Mais la seconde convocation transmise aux médias ne mentionnait plus cette disponibilité pour des entrevues ou répondre à des questions.

Dès la fin de la cérémonie, tenue au quartier général de la GRC à Montréal, le ministre a quitté la salle.

Il y a quelques jours, dans une entrevue au quotidien La Presse, le ministre Fantino avait annoncé un gel des projets d'aide de l'Agence canadienne de développement international (ACDI) en Haïti, disant vouloir mieux évaluer les formes que devait y prendre l'aide canadienne. Après avoir visité ce pays en novembre dernier, il s'était aussi dit découragé de voir que des déchets traînaient partout en Haïti.

Ses propos sur l'aide à ce pays ont depuis suscité la controverse, étant même déplorés à mots couverts par des représentants américains et des Nations unies.

Le ministre a prononcé une brève allocution lors de la remise des prix, mais son discours n'était qu'en anglais, alors que 13 des 14 policiers honorés, et qui étaient présents, sont francophones.

«Au cours des 24 dernières années, près de 3000 policiers canadiens ont oeuvré à des missions internationales difficiles, au nom de la paix et de l'aide humanitaire, tout comme des membres des Forces armées canadiennes», a souligné M. Fantino.

Sauveteur les côtes cassées

Les agents honorés ont tous sauvé des vies lors du séisme en Haïti, souvent au péril de la leur.

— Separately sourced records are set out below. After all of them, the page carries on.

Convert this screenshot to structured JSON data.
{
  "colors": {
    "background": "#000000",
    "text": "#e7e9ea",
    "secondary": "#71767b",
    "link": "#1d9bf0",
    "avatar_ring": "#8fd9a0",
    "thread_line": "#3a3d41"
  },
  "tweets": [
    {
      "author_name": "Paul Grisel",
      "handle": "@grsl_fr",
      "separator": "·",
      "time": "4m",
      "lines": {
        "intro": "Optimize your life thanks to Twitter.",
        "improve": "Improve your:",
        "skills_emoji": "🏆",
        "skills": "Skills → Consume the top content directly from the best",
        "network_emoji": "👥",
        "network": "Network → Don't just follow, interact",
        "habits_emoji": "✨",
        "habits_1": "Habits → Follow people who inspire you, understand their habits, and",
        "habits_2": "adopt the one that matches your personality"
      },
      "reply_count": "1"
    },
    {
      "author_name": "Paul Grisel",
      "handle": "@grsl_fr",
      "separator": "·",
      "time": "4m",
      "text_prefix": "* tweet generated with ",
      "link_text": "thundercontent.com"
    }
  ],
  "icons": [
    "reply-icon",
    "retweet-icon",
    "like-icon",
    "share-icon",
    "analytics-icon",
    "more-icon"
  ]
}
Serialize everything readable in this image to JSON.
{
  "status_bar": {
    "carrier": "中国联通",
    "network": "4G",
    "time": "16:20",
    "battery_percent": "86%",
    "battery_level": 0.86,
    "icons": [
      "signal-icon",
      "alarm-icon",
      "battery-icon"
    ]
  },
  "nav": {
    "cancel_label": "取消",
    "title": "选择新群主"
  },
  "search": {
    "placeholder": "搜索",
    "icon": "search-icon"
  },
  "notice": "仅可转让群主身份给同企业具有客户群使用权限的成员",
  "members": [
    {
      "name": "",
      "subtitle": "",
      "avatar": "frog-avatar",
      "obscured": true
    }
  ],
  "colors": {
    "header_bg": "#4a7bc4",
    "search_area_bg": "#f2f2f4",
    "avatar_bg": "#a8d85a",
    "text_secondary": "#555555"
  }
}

L'un d'entre eux, Yves Leclerc, du Service de police de la ville de Montréal (SPVM), a raconté en entrevue qu'il avait même deux côtes cassées lorsqu'il a déplacé des morceaux de béton pour sauver des gens emprisonnés dans les cloisons d'un édifice effondré.

«J'étais dans les bureaux administratifs lorsque le tremblement de terre est arrivé. Lorsque l'immeuble dans lequel j'étais s'est effondré, j'étais au deuxième étage. J'ai tenté de sortir, mais la sortie du rez-de-chaussée était déjà bloquée. J'ai monté les escaliers, mais en montant les escaliers, l'immeuble tremblait tellement que je me suis fait secouer de droite à gauche et que je me suis fracturé deux côtes. Je me suis réfugié sur le toit», a relaté le policier, qui travaille aujourd'hui au sein du Groupe tactique d'intervention de la police de Montréal.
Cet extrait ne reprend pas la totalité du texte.